United States Army forces moved out of Trier in the late summer of 1945, as French forces moved into the Rhineland as part of their occupation zone of Germany. With the establishment of NATO in 1949, Headquarters, Fourth Allied Tactical Air Force (4 ATAF) was established at what became "Trier Air Base" about 1950. The wartime damaged airfield was repaired as part of the postwar reconstruction, and new buildings for the NATO facility were erected at the base.
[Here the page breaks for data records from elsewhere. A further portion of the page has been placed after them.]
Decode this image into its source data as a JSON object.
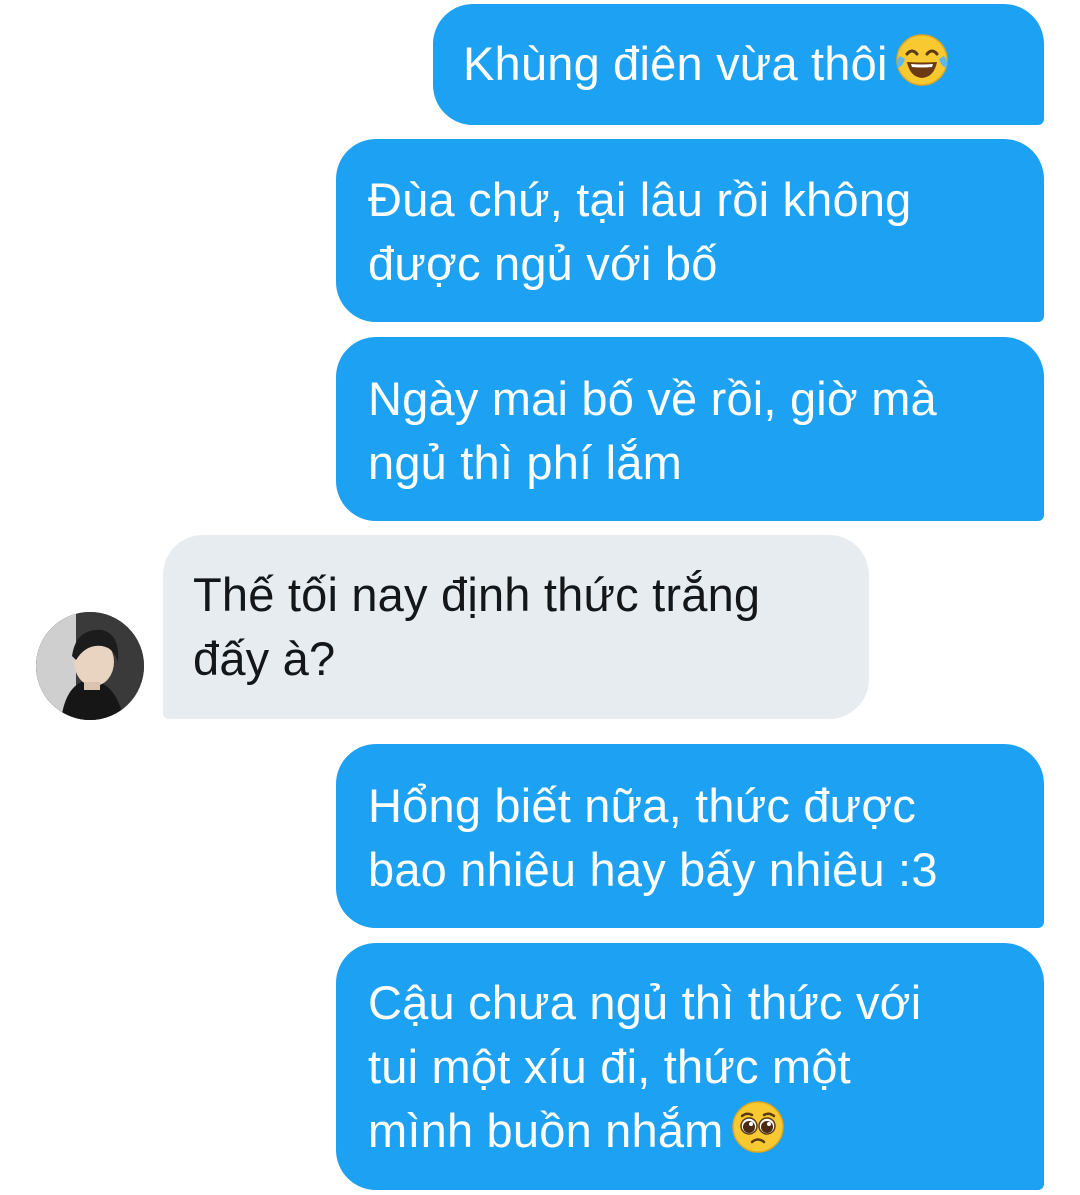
{
  "messages": [
    {
      "direction": "sent",
      "lines": [
        "Khùng điên vừa thôi"
      ],
      "emoji": "face-with-tears-of-joy-emoji"
    },
    {
      "direction": "sent",
      "lines": [
        "Đùa chứ, tại lâu rồi không",
        "được ngủ với bố"
      ]
    },
    {
      "direction": "sent",
      "lines": [
        "Ngày mai bố về rồi, giờ mà",
        "ngủ thì phí lắm"
      ]
    },
    {
      "direction": "received",
      "lines": [
        "Thế tối nay định thức trắng",
        "đấy à?"
      ],
      "avatar": "contact-avatar"
    },
    {
      "direction": "sent",
      "lines": [
        "Hổng biết nữa, thức được",
        "bao nhiêu hay bấy nhiêu :3"
      ]
    },
    {
      "direction": "sent",
      "lines": [
        "Cậu chưa ngủ thì thức với",
        "tui một xíu đi, thức một",
        "mình buồn nhắm"
      ],
      "emoji": "pleading-face-emoji"
    }
  ],
  "colors": {
    "sent_bubble": "#1da1f2",
    "received_bubble": "#e6ecf0",
    "sent_text": "#ffffff",
    "received_text": "#14171a"
  }
}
The NATO facility closed on 30 November 1957 after 4 ATAF was moved to Ramstein Air Base to consolidate command facilities with the USAF. Once NATO left the base, it was used as a civil airport for the city of Trier. In the early 1970s it became clear the airfield would have to close to allow industrial development. Construction of Trier-Föhren Airport as a replacement airfield for the city of Trier began.

A French army helicopter unit remained at the airport until 1977, when it was closed and converted into an industrial park. The original 4 ATAF buildings north of the airfield had been handed over the West German Air Force in 1957 and were used until 2009. After being used as a refugee camp in 2014–2018, the city of Trier decided to buy the former barracks and redevelop the area into an industrial park.
Although the last aviation use of the Trier Air Base airfield ended in 1977, it is still recognizable, both from the air and on the ground. The runway and taxiways are largely intact and have been converted into streets and parking for large trucks. Two buildings of the airfield remained on the west side of the former airfield until 2019, although more and more of the runway is being removed and redeveloped.